Name transcription(s)
- • Malay: Pulau Buloh
- • Chinese: 布洛岛
- • Pinyin: bùluò dǎo
- • English: Buloh Island
- Interactive map of Pulau Buloh
- Coordinates: 1°27′0″N 103°43′30″E﻿ / ﻿1.45000°N 103.72500°E
- Country: Singapore

Area
- • Total: 1.3 km^{2} (0.50 sq mi)

= Pulau Buloh =

Island in Singapore

Pulau Buloh is an uninhabited island located at the northern end of the Sungei Buloh Wetland Reserve with a total size of 1.3 square kilometres (0.5 square miles). The island is uninhabited and is entirely covered in mangrove forests. It also acts as a conservation site for wild animals that inhabit the nature reserve.

==Etymology==
The island is named after buloh, the Malay word for bamboo, suggesting that bamboo was prominent around the area. It is not known what species of bamboo Pulau Buloh is named after, but it was recorded that the island had Bambusa vulgaris, or the common bamboo.

==History==
Mangroves first appeared in the area c. 5000BC (6820 BP), as the flooding of Sundaland caused sea levels to rise due to the retreat of ice during the last glacial maximum. Pulau Buloh, which had plentiful mangrove swamps, was designated as a forest reserve in the 19th century. By the start of the 20th century, the island saw agricultural activities taking place, such as farming cash crops, prawn ponds, and farming freshwater fish, though by the 1980s, prawn farming was the dominant activity.
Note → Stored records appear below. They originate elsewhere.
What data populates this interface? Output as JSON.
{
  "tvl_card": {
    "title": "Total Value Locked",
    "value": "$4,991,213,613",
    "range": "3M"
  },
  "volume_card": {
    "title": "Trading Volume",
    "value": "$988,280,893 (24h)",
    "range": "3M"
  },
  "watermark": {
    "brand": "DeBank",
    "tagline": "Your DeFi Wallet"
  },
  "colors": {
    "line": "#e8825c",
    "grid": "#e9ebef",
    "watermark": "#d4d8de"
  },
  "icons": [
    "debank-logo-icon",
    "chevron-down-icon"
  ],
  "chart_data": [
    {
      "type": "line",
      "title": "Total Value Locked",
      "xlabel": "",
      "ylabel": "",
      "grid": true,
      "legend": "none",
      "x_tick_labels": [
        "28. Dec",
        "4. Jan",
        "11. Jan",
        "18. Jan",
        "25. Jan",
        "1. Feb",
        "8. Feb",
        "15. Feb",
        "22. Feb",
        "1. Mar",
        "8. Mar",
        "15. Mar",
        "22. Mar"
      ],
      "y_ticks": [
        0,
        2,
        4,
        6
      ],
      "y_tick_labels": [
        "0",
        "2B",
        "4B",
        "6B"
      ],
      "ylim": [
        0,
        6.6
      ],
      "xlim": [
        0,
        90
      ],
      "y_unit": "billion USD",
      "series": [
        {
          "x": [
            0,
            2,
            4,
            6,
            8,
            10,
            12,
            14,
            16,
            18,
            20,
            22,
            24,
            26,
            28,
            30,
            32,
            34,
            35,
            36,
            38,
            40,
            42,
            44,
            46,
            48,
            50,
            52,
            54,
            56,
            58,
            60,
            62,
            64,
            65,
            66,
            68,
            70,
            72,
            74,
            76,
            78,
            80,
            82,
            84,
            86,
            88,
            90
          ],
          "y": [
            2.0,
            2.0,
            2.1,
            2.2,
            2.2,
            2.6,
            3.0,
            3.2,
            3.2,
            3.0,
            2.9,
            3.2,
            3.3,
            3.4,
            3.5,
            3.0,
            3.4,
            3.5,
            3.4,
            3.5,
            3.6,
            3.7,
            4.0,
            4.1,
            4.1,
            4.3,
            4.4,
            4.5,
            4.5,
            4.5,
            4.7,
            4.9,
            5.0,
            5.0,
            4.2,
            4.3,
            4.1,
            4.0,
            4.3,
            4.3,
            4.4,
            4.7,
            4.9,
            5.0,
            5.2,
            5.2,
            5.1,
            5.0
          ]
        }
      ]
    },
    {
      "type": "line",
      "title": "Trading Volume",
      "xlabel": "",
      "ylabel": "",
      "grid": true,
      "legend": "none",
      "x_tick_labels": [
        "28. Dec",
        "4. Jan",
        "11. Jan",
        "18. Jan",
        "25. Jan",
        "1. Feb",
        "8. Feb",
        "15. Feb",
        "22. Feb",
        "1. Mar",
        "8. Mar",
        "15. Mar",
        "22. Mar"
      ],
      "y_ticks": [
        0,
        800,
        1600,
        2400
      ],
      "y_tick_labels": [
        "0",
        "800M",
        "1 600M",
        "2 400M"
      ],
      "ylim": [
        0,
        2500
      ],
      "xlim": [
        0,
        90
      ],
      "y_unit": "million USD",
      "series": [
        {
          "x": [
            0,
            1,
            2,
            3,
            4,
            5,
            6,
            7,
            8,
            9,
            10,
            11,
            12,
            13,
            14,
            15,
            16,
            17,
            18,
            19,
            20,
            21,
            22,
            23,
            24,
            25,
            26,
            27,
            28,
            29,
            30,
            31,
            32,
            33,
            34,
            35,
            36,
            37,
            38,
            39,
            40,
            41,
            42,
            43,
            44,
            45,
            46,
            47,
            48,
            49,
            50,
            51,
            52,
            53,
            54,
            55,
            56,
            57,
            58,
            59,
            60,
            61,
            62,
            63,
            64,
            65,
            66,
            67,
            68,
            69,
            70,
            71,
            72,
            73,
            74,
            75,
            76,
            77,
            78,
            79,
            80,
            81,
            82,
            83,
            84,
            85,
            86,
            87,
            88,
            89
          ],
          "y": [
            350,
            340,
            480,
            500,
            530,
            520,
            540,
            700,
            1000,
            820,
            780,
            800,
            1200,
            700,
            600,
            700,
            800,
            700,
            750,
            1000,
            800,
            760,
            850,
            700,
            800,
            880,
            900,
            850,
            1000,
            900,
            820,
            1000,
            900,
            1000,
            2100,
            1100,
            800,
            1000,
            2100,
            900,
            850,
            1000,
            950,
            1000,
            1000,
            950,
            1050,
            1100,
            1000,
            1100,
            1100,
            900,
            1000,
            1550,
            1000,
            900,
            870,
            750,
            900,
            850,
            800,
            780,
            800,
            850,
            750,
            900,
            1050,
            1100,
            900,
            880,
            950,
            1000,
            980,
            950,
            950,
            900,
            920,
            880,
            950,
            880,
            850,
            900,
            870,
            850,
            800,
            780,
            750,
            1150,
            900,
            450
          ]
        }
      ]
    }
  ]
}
In 1986, the Singapore government marked Pulau Buloh for agro-industrial development. Around that time, birdwatcher Richard Hale observed birds flying to Pulau Buloh, and with assistance from the Singaporean branch of the Malayan Nature Society, created a movement for Pulau Buloh's bird species and habitat to be protected; they proposed to create a nature reserve in Pulau Buloh.

Despite the intensive development of fish and prawn farms beside the island throughout its history on mainland Singapore, the island has mostly been uninhabited to the present day, with no accessible routes to easily travel to Pulau Buloh. Sluice gates have been installed on the island to manage water levels in the reserve to prevent flooding. However, flooding at high tides have occurred due to aging equipment affecting the efficiency of the gates.

==Geology==
The soil of the island and the nature reserve encompassing it is similar to adjacent areas in the Sungei Buloh Nature Reserve which are also similar to other coastal areas in Singapore. Thin layers of alluvium are present near the surface, while soft clay and decomposed vegetation can be found at depths of 25 metres. Further down, hard clay silts interspersed with sand occupy the layer below. Water ponds found on the island are mostly brackish in nature and water levels at the coastline of the island fluctuate with tide levels recorded in the Straits of Johor. Migratory birds flock to the island during high tide when feeding areas are flooded. The surface layer soil found on the island date back to the Holocene era and are at least more than 3.8 metres deep.

==Wildlife==
Bird species such as the white-bellied sea eagle (Haliaeetus leucogaster) can be found on the island. It is one of the last remaining undeveloped islands left in Singapore that consist entirely of vegetation. However, mangroves in the surrounding area are at risk of retreating, with mangrove cover in the area being 25% less than in 1946, in a study conducted in 1992.
Several species of birds such as the Pacific golden plover (Pluvialis fulva) and the Eurasian whimbrel (Numenius phaeopus) can also be found flying around the island.